Selon une étude rendue publique dans la revue Nature mercredi 10 janvier 2017, les éléphants, les hippopotames, les buffles, les zèbres, les gnous, les grands mammifères africains etc. payent le plus lourd tribut en cas de conflits armés dans des zones de combat à tel point que l’on estime que ces animaux sont sous le diktat de l’extinction.
Les signataires de cette étude notent que 71% des zones protégées africaines ont été touchées par des conflits entre 1946 à 2010, parfois pendant des années. Précisant que les éléphants sont abattus pour leur ivoire qui finance les combattants, les antilopes sont chassées pour leur viande par des populations affamées : les grands animaux d’Afrique sont toujours des victimes collatérales de ces conflits, alors que certains périssent aussi directement sous les balles. « Les trajectoires des populations sauvages déclinent avec l’augmentation de la fréquence des conflits », peut-on lire sur l’étude basée sur l’évolution de 253 populations de 36 espèces de grands mammifères herbivores, dans 126 zones protégées de 19 pays africains. Si l’on se fie aux deux auteurs du texte qui ignorent le nombre total d’animaux disparus à cause des conflits, quelle que soit leur intensité (mesurée en nombre de morts humains), même une augmentation « minime » de la fréquence des guerres conduit ces populations sauvages sous le seuil de remplacement sans distinction d’espèces. « On pourrait s’attendre à ce que les éléphants soient plus touchés en raison de la valeur au marché noir de leurs défenses, mais il s’avère que l’effet du conflit demeure pour les autres animaux, buffles, zèbres, gnous, girafes, et beaucoup d’espèces d’antilopes, quand on enlève les éléphants des données », dixit Joshua Daskin, qui a conduit ces recherches à l’université de Princeton.
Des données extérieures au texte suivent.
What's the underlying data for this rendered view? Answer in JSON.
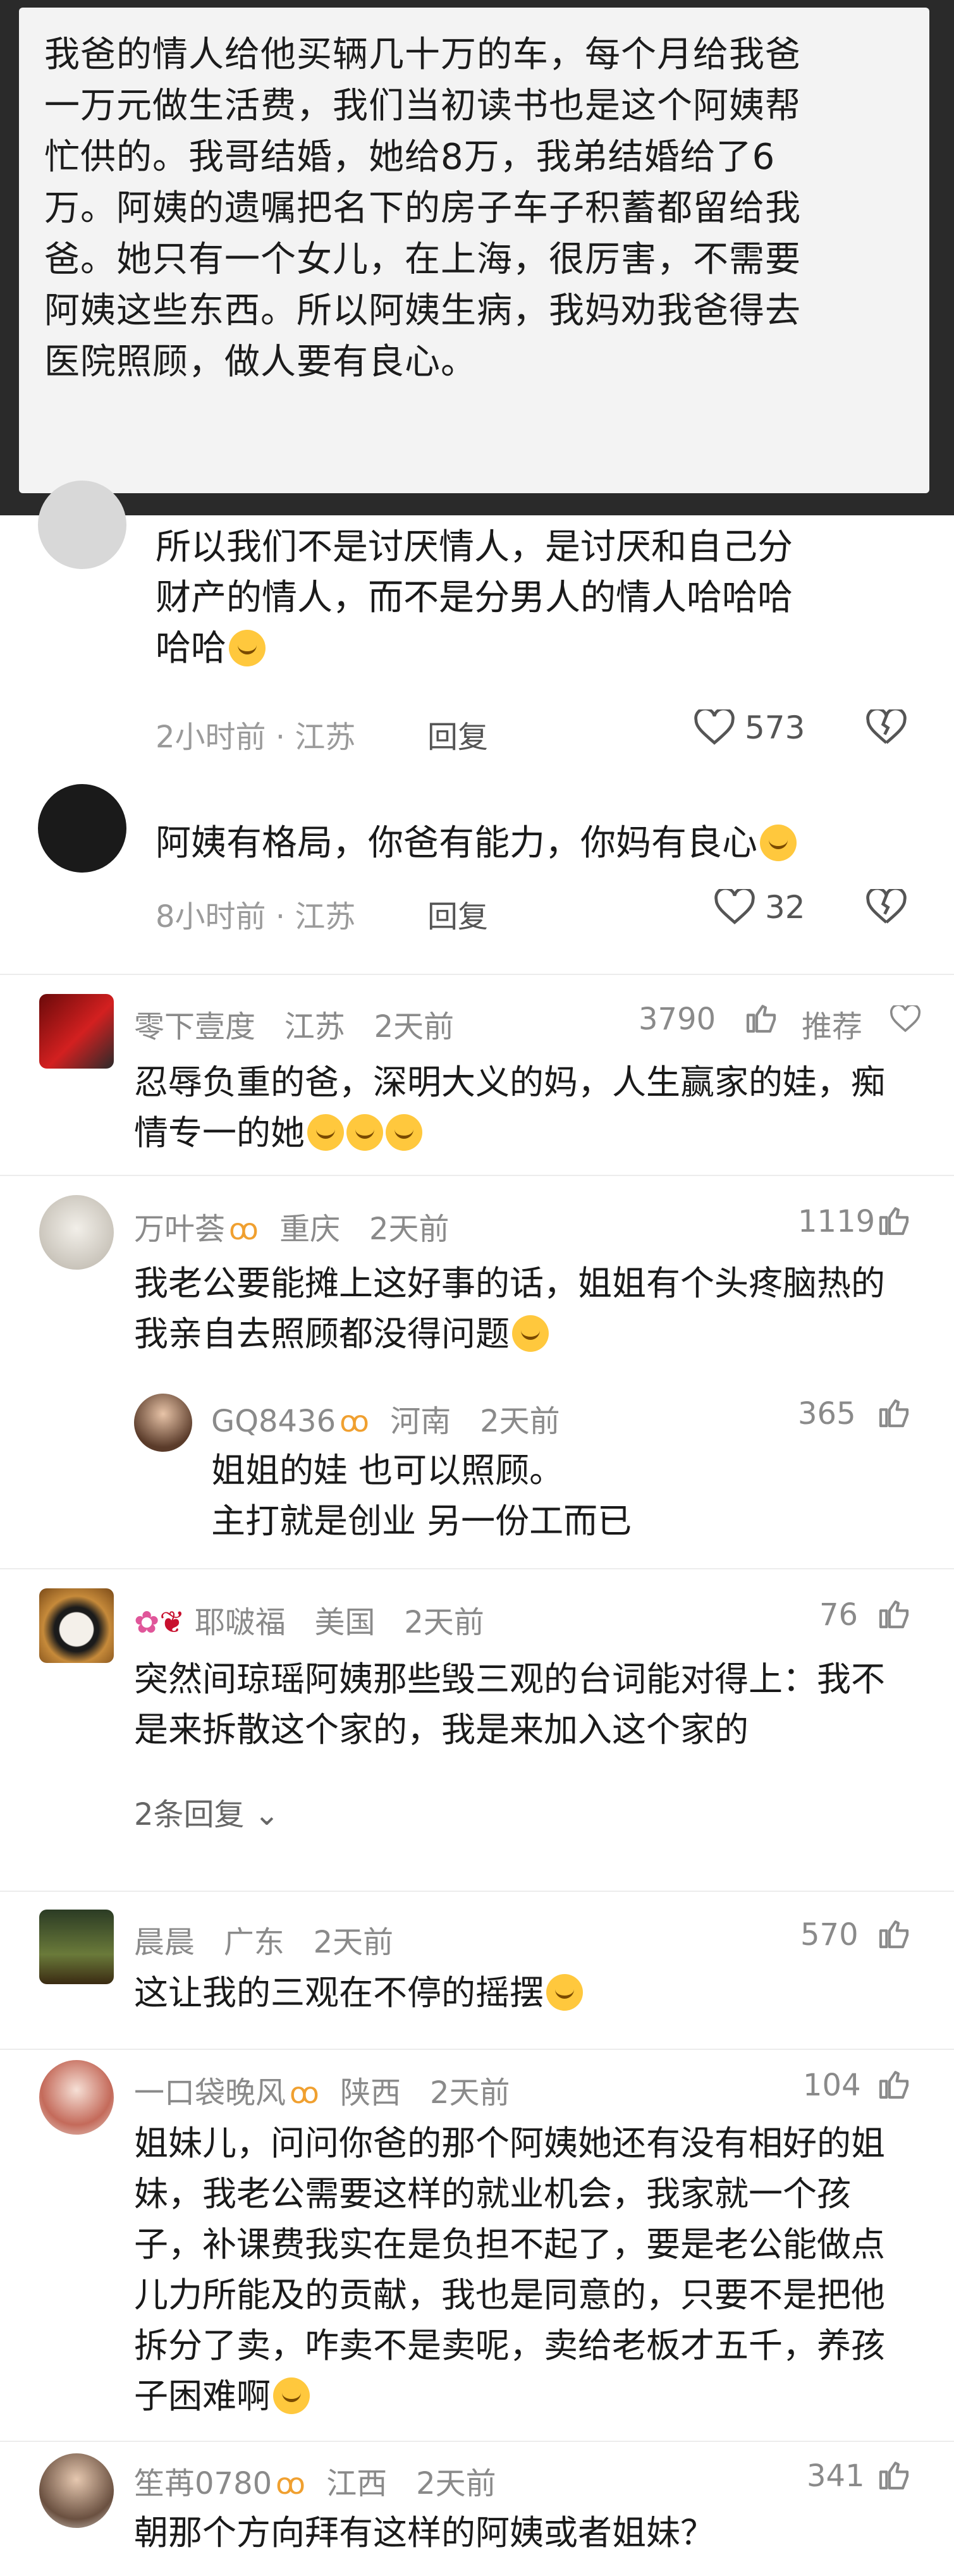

Les scientifiques ont aussi passé au peigne fin d’autres indicateurs connus pour leur impact sur la faune (fréquence des sécheresses, taille des zones protégées, densité de population humaine, présence d’industries d’extraction…), mais aucun n’a d’effet aussi déterminant que la fréquence des conflits. Pour certaines études, au niveau local, une guerre peut avoir à la fois des impacts négatifs (munitions, braconnage pour la viande ou le trafic) et positifs (moins de pression humaine sur les zones protégées, déclin des industries extractives) sur la faune.
Le Mozambique s’est montré très entreprenant dans ce combat contre l’extinction de la faune sauvage en zones de conflits. Des mesures adéquates de leur récupération demeurent. « Un effondrement total des populations est rare, montrant que la faune ravagée par la guerre peut s’en remettre », note l’étude, qui insiste notamment sur l’importance de mesures rapides après un cessez-le-feu. Dans ce cas de figure, l’exemple le plus illustratif est celui du Mozambique. Selon ces auteurs, l’exemple du parc national de Gorongosa dans ce pays où ils ont travaillé, plus de 90% des grands mammifères avaient disparu suite aux guerres qui ont ravagé le pays entre 1977 et 1992, mais « la faune sauvage est revenue à environ 80% des niveaux pré-guerre », souligne Daskin.